| Durante il periodo della
sua vita terrena Gesù si trovo davanti ad una
grande varietà di persone, e tuttavia riuscì
a trovare un punto di aggancio per poter parlare con
ciascuno di loro, presentando sempre lo stesso messaggio,
ma adattandolo al tipo di persona che lo ascoltava.

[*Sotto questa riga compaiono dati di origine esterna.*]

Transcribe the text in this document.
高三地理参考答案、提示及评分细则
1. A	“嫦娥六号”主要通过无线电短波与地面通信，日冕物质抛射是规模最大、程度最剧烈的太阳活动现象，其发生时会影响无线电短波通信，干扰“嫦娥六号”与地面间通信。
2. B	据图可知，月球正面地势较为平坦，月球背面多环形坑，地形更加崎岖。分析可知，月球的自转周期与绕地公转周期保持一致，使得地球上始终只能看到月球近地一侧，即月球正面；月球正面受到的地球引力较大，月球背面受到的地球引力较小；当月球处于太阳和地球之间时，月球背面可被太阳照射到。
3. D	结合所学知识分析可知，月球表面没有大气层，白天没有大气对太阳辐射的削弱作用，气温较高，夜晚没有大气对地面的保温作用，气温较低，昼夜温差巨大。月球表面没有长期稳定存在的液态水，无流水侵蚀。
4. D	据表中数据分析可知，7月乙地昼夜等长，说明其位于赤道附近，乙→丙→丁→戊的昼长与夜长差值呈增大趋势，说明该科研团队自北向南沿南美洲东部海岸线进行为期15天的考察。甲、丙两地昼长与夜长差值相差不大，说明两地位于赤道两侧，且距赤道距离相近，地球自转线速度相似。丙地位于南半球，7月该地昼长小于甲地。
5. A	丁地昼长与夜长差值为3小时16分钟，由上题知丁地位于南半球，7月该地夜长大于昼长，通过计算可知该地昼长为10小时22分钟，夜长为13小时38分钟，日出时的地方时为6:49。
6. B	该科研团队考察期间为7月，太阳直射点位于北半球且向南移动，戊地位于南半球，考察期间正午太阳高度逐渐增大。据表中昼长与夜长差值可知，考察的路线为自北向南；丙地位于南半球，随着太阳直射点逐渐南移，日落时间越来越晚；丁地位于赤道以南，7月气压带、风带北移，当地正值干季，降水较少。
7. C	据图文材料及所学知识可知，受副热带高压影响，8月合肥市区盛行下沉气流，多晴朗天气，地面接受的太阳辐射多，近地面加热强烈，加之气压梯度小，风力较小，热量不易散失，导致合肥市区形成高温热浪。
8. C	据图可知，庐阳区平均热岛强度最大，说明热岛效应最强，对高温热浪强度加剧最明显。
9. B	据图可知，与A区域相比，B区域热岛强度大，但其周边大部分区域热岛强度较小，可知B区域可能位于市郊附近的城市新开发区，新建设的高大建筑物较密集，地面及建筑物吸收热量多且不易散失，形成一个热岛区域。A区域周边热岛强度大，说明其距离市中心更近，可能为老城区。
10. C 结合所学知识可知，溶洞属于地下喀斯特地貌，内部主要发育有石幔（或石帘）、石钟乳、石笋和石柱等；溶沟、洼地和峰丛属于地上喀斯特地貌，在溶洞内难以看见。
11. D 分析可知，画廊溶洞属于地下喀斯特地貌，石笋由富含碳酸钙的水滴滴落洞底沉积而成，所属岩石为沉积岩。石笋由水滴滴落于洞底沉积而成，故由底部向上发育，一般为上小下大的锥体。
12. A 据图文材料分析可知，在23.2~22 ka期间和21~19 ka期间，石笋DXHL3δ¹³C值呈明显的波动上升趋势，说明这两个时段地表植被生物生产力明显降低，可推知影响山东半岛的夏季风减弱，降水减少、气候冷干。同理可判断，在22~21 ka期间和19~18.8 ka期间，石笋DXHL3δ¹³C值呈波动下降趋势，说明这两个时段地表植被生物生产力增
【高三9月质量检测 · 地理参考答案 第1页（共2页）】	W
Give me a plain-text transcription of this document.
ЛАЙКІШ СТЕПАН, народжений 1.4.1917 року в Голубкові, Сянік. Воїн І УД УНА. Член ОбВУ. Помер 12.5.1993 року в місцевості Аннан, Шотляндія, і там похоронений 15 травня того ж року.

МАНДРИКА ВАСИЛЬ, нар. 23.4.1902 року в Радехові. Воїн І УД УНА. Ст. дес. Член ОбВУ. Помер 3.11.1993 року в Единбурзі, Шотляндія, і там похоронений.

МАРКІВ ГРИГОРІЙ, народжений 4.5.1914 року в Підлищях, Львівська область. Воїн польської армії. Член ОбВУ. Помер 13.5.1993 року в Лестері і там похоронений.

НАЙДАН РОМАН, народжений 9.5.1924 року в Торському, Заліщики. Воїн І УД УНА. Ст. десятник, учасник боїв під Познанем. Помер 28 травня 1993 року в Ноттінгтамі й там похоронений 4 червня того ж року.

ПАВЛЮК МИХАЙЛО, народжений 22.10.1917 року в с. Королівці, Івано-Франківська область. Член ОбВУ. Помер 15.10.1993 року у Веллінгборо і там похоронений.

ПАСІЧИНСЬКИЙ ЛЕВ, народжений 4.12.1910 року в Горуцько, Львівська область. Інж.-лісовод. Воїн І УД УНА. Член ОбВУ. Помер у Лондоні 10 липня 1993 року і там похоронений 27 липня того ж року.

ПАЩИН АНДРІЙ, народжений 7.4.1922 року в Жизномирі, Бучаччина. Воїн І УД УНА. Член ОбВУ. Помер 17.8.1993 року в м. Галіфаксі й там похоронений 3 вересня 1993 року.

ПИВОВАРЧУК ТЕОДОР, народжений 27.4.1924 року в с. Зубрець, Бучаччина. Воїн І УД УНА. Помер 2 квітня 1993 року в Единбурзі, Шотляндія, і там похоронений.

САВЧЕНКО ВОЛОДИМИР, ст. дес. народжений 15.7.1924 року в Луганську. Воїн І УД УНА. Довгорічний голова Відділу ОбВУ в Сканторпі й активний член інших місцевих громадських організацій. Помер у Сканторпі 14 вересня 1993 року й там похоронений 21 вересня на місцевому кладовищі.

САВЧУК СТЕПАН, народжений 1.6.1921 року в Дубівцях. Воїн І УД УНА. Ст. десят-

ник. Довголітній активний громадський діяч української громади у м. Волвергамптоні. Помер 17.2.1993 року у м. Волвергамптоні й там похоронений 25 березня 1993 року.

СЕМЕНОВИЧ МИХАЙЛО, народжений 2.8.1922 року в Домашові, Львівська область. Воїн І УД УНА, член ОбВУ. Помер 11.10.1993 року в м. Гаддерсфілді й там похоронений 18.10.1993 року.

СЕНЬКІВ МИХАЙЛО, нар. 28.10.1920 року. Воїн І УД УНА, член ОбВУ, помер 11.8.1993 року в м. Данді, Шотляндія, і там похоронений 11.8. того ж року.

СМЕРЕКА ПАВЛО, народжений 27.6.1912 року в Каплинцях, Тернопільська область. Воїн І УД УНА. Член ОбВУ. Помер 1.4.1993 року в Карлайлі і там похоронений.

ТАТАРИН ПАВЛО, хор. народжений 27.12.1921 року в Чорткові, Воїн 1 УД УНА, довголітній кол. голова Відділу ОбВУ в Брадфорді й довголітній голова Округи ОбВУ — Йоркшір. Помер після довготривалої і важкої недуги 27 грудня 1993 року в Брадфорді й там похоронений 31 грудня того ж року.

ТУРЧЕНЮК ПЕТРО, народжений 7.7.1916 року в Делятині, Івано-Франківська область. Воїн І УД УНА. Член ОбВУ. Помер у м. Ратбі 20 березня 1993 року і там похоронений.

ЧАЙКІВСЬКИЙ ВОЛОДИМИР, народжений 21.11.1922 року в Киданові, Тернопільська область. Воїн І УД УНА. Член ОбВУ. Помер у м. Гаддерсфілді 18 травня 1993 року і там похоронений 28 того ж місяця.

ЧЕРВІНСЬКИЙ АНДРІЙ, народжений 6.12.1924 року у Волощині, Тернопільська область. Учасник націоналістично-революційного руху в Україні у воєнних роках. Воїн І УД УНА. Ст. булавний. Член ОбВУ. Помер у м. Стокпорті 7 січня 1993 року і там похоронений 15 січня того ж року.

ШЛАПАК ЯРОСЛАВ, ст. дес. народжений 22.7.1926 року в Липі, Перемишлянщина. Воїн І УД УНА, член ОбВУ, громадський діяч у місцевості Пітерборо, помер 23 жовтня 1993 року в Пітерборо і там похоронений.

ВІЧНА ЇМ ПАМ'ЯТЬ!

Allora come oggi quando si cerca di comunicare agli
altri il messaggio della salvezza è necessario
tenere presenti questi principi che Gesù applicò
e insegnò ai suoi discepoli.
Iniziamo dunque il nostro viaggio attraverso 7 diverse
tipologie di persone, per capire come Gesù parlava
al cuore di ciascuno di loro.
Scettici ed increduli:
Questa prima tipologia di persone include tutti coloro
che non credono e che mettono in dubbio qualunque affermazione
fatta circa Gesù e la salvezza. Spesso queste
persone non credono nemmeno all’autorità
della bibbia e dunque molto difficile parlare al cuore
di queste persone.
Gesù usò perciò con queste persone
un metodo pratico come leggiamo in Giovanni 10:37-38
Se non faccio le opere del Padre
mio, non mi credete; ma se le faccio, anche se non credete
a me, credete alle opere, affinché sappiate e
riconosciate che il Padre è in me e che io sono
nel Padre».
Dunque Gesù non portò loro nessun discorso
teologico, ma invitò queste persone a guardare
al suo operato, contrappose al loro dubbio la certezza
di fatti evidenti.
Dunque nel parlare a persone scettiche o incredule possiamo
offrire loro una possibilità di dialogo dimostrando
con un’esperienza reale di vita che Cristo è
una realtà.
Dunque la chiave per parlare a questi cuori è
la testimonianza personale.
Brave Persone:
A questa categoria appartengono tutte quelle persone
che conducono una vita normale, che sono socialmente
e moralmente sane. Questa rappresenta probabilmente
la categoria più vasta di persone; queste persone
proprio in virtù della loro rispettabilità
sociale e morale pensano che questo basti per portarli
in cielo e in modo più o meno consapevole rifiutano
la salvezza di Cristo.
In Marco 10:17-22 troviamo Gesù a parlare con
una di queste brave persone:
Mentre Gesù usciva per la
via, un tale accorse e, inginocchiatosi davanti a lui,
gli domandò: «Maestro buono, che cosa devo
fare per ereditare la vita eterna?» Gesù
gli disse: «Perché mi chiami buono? Nessuno
è buono, tranne uno solo, cioè Dio. Tu
sai i comandamenti: "Non uccidere; non commettere
adulterio; non rubare; non dire falsa testimonianza;
non frodare nessuno; onora tuo padre e tua madre"».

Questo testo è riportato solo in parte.